Tous les éléments sont passés en revue : installations, dépôts, puits, gestion des eaux, bruit et odeurs, gestion des effluents.

Jean-Pierre Delaby ne veut pas du Bleu-Blanc-Belge et lance une première flèche lors de la séance de questions et réponses : "Dans votre ferme vous allez faire de l’élevage ou du transit ?"

Pour George Dupont, il faut au moins 200 bêtes pour être rentable et ajoute : "Je préfère la viande issue d’une ferme près de chez moi plutôt que celle venue d’Argentine."

"Comment va-t-on gérer les soins d’animaux venus de plusieurs endroits et ne faut-il pas privilégier les circuits courts ?", se demande Christian Hardy. La réponse est claire : "Il n’y aura pas de regroupement mais un élevage et les circuits courts, c’est de la diversification."

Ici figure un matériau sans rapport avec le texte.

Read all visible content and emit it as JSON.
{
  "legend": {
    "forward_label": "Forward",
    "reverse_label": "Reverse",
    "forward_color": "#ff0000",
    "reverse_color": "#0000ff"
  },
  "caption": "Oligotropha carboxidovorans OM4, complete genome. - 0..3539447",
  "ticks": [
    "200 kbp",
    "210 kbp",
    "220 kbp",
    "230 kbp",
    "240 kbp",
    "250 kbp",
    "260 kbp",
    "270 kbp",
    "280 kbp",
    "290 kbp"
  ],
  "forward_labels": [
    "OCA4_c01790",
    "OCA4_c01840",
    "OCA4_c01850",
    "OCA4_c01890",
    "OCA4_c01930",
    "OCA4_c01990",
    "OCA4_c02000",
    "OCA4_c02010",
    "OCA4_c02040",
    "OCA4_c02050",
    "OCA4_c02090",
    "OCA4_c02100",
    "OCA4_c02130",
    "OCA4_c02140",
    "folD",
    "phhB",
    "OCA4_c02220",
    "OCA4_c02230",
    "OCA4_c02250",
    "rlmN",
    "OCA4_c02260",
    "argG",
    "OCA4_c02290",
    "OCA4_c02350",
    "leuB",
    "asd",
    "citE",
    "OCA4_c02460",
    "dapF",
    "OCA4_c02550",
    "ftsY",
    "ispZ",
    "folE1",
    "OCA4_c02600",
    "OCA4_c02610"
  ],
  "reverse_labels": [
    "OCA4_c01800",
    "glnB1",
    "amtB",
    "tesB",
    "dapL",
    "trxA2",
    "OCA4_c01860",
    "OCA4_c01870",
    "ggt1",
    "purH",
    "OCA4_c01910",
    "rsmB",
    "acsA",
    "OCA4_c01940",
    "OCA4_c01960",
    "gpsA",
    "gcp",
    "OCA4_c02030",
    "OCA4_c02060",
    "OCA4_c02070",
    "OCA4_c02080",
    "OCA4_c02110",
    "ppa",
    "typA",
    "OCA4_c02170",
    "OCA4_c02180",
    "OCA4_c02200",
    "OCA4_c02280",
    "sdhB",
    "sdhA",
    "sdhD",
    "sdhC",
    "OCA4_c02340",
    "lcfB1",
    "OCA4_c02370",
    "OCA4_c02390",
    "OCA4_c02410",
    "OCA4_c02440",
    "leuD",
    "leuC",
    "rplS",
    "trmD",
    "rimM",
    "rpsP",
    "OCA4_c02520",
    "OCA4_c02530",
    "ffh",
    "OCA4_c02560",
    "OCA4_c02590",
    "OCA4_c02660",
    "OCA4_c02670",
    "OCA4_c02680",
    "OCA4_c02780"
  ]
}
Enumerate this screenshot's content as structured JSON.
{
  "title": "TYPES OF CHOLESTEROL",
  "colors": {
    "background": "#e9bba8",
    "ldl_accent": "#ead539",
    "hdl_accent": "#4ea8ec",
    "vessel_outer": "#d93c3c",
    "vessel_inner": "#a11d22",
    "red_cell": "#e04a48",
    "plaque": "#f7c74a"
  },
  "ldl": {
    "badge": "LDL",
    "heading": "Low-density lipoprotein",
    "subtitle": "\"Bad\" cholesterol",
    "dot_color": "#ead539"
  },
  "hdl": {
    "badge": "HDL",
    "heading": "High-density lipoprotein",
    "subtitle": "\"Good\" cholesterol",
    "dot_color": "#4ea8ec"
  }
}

Etienne Piette (conseiller Ecolo) a peur qu’on aille trop loin, que l’on double la capacité, s’inquiète sur l’impact écologique et de la disparition d’un chemin vicinal. Pour rassurer ceux qui s’inquiètent, on signale qu’un permis s’accompagne de 30 pages de conditions d’exploitation. "Depuis 30 ans je vois l’évolution de l’exploitation Mailleux qui se trouve à 300m de chez moi et qui est tenue de façon exemplaire", explique Emile Roelen à l’assemblée. Les applaudissements qui suivent prouvent que dans la salle il y a nettement plus de partisans que d’opposants.

Selon le bourgmestre Jean-Claude Nihoul, la procédure est encore longue et la décision devrait tomber d’ici 4 à 6 mois.